I still kept around the boys, albeit quiet. I didn't want any more questions, but it wasn't like I'd answer any.

The winter got harsher and harsher. It didn't have an effect on me for the most part, but more and more began to freeze to death. The boys nor Will haven't come close, but it was still unnerving.

Will. Yea, he wasn't taking my hibernation from him well. He was drinking again, and was more and more irritated. But though I didn't like to see that, it was better that then death by me.

The boys and I were around a fire, as they desperately tried to keep warm. I wish I could've done something, but if I could, it was beyond my capability and knowledge. Hey, if Ivan was here, at least he could show me. Only 'problem' would be that he'd destroy the world right after.

They spoke some. But of course, I did not.
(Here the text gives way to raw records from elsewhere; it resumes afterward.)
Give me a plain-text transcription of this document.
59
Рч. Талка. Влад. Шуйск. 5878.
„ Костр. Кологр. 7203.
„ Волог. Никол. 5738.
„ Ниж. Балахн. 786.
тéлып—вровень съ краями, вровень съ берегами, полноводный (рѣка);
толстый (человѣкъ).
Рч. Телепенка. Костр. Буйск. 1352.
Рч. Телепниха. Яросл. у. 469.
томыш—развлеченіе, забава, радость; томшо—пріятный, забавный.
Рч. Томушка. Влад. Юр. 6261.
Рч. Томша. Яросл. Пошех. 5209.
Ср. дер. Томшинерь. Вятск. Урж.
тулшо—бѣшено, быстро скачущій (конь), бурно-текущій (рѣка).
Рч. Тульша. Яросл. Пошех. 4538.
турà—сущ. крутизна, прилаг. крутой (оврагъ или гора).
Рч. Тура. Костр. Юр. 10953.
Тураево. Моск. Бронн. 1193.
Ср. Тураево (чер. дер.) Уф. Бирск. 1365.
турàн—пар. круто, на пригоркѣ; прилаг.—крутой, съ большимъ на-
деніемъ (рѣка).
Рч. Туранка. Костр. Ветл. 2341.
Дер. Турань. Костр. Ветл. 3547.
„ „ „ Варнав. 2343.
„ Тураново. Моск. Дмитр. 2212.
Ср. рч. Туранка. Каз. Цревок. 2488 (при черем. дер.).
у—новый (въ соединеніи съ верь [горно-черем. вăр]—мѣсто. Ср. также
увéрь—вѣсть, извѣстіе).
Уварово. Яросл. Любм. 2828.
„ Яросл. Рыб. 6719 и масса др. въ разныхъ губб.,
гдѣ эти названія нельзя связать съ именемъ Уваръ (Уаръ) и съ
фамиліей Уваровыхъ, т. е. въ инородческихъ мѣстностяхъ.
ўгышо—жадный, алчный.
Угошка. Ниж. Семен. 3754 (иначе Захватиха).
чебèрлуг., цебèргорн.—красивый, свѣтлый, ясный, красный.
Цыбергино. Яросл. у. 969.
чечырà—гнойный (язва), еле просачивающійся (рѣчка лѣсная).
Instead I gazed out to the horizon line, in my own little nightmare of a day dream.

"Merry Christmas, Turner," Daniels toasted as he held his drink up.

"Oh, and Turner," Aiello spoke up, "Pierson made farm boy over here a corporal. "Wonder what you'd think of that."

Zussman was quick to defend his closest friend. "Probably that you're the same old sack of shit, Aiello."

"This ain't the time," Daniels said a little irritably, but I couldn't tell who or what he was upset with.

"To Turner," they all said in unison. I only mouthed the words, clasping my hands tighter. He probably wouldn't be proud of who I became.

"To Turner!"

That voice was the last string to snap me out of my day dream. Pierson mockingly held his flask up, obviously wasted. The boys turned, and Will avoided eye contact with me.

"Lucky sonofabitch," he laughed out, but we all knew it wasn't in genuine charm. I straightened my back out, sensing something was coming.

"You're always first, right?" I sighed as softly as possible watching as he took another drink. The boys looked at me, knowing we were together, but I had yet to tell them things went array.

I wanted to grab him, sit him in his tent, and tell him how much I loved and cared for him. But I couldn't. I wouldn't, as long as I knew I could hurt him.

The boys glanced around nervously, knowing at any second the tiger would strike. They had no power over him, lawfully and maybe physically, and though a 4 against one fight would be a knock out, a one on one with an enraged, drunk, 190 something centimeter man, wouldn't have such a chance.